Rezension

Ein Cold Case aus Berlins 30ern

Das Verschwinden des Dr. Mühe - Oliver Hilmes

Das Verschwinden des Dr. Mühe
von Oliver Hilmes

Bewertet mit 4.5 Sternen

Dr. Erich Mühe verließ seine Wohnung mitten in der Nacht. Für einen Hausarzt, der auch nachts zu Patienten gerufen wurde, war das im Berlin des Jahres 1932 nicht ungewöhnlich. Mühe und sein Pkw werden später noch einmal am Sacrower See gesehen. Danach bleibt der Mann verschwunden, im Umkreis des Sees wird jedoch keine Leiche gefunden. Mühes Auto verschwindet einen Tag später, sein Konto ist leer. Der ermittelnde Kommissar Ernst Keller sieht sich mit einem im Beruf angesehenen Vermissten konfrontiert, über den er zunächst wenig erfährt und über dessen ungewöhnlich geschäftsmäßig wirkende Ehe viel getratscht wurde. Mühe hat offenbar fleißig gearbeitet und so gut verdient, dass er seinen Pkw bar bezahlen konnte. Seine Praxis betrieb der Arzt in einer großen Altberliner Wohnung, in der er mit Frau Charlotte und deren Jugendfreundin als Untermieterin auch wohnte. In den 20ern und 30ern des vorigen Jahrhunderts war eine Nutzung wie diese nicht ungewöhnlich.

Übersichtlich wie in einer Ermittlungsakte führt Oliver Hilmes eine Vielzahl von Zeugenaussagen auf, jede mit Angabe des Datums, des Namens, der Funktion oder Beziehung, in der die Person Erich Mühe traf.
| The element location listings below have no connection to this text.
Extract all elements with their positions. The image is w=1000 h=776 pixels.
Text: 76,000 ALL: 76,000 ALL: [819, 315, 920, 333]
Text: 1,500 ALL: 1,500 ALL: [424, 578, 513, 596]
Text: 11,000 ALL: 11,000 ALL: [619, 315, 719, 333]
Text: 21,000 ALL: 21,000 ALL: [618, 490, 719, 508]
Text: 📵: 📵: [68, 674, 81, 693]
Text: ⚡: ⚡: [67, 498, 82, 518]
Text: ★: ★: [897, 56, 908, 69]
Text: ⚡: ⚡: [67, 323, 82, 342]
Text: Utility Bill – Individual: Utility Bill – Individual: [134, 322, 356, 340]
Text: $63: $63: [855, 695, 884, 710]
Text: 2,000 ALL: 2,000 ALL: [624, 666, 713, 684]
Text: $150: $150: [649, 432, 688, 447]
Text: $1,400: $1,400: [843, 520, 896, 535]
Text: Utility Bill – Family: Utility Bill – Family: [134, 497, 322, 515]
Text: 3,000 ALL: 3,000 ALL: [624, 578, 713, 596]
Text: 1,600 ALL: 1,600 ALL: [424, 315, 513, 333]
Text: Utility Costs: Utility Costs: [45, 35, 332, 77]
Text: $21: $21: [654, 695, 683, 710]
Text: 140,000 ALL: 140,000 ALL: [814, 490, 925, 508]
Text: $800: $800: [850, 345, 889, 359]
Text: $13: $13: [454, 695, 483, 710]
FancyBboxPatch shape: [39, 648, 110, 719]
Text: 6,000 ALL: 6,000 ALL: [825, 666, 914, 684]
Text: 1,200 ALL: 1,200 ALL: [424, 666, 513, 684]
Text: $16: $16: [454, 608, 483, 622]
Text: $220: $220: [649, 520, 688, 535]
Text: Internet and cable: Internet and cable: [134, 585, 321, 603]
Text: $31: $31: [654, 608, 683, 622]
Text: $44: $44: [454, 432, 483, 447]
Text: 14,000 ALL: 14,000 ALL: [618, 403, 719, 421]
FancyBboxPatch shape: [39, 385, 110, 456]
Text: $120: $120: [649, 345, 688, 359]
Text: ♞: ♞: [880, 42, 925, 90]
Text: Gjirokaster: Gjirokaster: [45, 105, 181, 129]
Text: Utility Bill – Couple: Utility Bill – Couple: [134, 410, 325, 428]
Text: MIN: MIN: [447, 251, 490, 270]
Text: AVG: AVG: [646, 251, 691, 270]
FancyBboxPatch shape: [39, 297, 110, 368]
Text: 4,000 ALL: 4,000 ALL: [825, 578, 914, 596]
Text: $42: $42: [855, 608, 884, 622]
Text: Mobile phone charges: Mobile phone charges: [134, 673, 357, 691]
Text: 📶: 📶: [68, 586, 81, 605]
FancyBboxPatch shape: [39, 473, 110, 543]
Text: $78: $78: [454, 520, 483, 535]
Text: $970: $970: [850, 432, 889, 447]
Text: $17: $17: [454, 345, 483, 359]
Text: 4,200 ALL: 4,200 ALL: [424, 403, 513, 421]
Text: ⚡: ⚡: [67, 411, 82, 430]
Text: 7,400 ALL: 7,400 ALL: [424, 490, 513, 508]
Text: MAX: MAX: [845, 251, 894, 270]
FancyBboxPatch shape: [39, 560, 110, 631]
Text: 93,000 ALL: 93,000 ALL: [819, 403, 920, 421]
Die Angabe des Datums zieht die Aufmerksamkeit der Leser auf den Zeitverlauf, der eine wichtige Rolle in diesem Fall spielt. Keller ermittelt über einen ungewöhnlich langen Zeitraum, steht wiederholt neuen Zeugen gegenüber, die immer neue Versionen liefern, was am Abend vor Mühes Verschwinden geschehen sein soll. Enge Bezugspersonen widersprechen sich dabei in ihren Aussagen. Zur entscheidenden Frage wird, ob Mühe noch am Leben sein und sich ins Ausland abgesetzt haben könnte. Als 1935 Wolf-Heinrich von Helldorff Berliner Polizeipräsident wird, steigt - aus politischen Gründen - der Druck auf Keller, den Fall Mühe endlich abzuschließen.

Mit dem Fall Mühe nimmt Oliver Hilmes einen realen Cold Case auf, auf den er bei früheren Recherchen stieß. In Romanform wirkt der Stoff mit seinen zahlreichen Namen, Zahlen und Fakten sehr kühl und sachlich. Mir hat diese Form gefallen, die erstaunlich viel über jede einzelne Figur vermittelt. Da dem Ermittler keine anderen Informationen als die Zeugenaussagen zur Verfügung stehen, muss man sich als Leser mit einem Verschwundenen abfinden, der aus gutem Grund wenig von sich preisgab, auch wenn ihn als Arzt und Mieter in einem großen Berliner Mietshaus viele Menschen kannten. Vor einem sorgfältig recherchierten historischen Hintergrund regt Hilmes sehr sachlich gehaltener Roman doch an, über die Situation Hinterbliebener nachzudenken, die mit dem ungeklärten Schicksal eines Angehörigen lange Zeit nicht abschließen können.